For children with unstable binocular vision, the act of reading at a table is equivalent to someone with normal binocular vision trying to read in a car. While the medical professionals who put together this policy statement view this as incidental to comprehension, we suspect parents and non-biased professionals will agree that conditions such as convergence insufficiency may be highly relevant to reading comprehension and reading disabilities.

“…is poorly validated because it relies on anecdotes, poorly designed studies, and poorly controlled or uncontrolled studies. Their reported benefits can often be explained by the placebo effect or by the traditional educational remedial techniques with which they are usually combined.”

FACT: The review of the literature conducted in this paper is highly selective and skewed.

Although papers have been published, and policy statements issued to counter the misinformation in this Joint Policy Statement, its authors continue to ignore factual criticisms. Interested readers are encouraged to review the Optometric Joint Policy Statement on these issues at: //www.aoa.org/x5411.xml.

The literature supporting the efficacy of optometric vision therapy often exceeds the level of supportive literature for other forms of therapy touted in this paper and far exceeds the placebo effect. The bulk of children with learning disabilities or dyslexia aided by optometric vision therapy come to us having already failed with other forms of intervention including educational remedial techniques. Optometric vision therapy is not offered as a replacement for educational interventions. These children continue to struggle despite their parents reading to and with them, and spending countless hours on homework and reading tutors.
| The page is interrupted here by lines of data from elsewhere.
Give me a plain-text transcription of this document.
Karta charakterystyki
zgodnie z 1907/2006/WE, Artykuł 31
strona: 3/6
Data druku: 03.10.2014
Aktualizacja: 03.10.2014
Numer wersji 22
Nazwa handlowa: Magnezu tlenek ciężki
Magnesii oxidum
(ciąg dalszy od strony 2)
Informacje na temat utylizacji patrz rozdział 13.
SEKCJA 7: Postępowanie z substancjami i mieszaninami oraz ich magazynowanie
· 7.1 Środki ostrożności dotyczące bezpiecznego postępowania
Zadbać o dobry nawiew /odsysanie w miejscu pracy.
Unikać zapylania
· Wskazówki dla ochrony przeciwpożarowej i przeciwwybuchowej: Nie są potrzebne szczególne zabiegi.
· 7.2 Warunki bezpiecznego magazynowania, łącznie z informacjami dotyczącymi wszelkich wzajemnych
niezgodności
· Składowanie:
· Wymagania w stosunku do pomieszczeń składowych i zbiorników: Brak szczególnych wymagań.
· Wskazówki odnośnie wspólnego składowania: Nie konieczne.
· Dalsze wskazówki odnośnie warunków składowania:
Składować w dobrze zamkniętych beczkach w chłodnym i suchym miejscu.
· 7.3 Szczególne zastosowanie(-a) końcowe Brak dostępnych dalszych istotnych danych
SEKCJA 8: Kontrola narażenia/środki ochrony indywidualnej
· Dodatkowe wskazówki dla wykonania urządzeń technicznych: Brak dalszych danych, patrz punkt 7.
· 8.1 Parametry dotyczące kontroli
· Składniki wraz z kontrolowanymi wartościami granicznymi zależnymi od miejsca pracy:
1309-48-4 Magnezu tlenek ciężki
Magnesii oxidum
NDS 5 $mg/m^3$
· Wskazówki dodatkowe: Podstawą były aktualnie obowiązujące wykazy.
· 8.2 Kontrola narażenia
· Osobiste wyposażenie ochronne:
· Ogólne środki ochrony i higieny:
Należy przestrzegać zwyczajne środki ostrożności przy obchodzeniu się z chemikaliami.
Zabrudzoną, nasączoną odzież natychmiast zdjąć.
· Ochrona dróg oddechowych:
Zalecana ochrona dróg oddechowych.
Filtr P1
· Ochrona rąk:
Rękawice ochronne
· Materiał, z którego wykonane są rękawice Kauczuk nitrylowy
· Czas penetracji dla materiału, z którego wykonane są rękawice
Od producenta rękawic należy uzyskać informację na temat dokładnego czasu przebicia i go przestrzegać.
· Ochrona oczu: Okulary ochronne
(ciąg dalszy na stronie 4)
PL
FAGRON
A final note is in order here. Susan R. Barry, Ph.D., is a professor of neurobiology at Mount Holyoke College who recently authored a book Fixing My Gaze (Basic Books, 2009). Her book is endorsed by two Nobel Laureates in Physiology and Medicine and a professor emeritus of ophthalmology and neuroscience at Yale. Susan writes of her struggles to read as a child and the way in which she and her mother were patronized by the medical and educational systems that overlooked or devalued her visual problems. She offers considerable scientific support as an antidote to the misinformation of joint policy statements such as the most recent version of the article in Pediatrics. It should be required reading for anyone doubting the role of vision in learning and reading disabilities.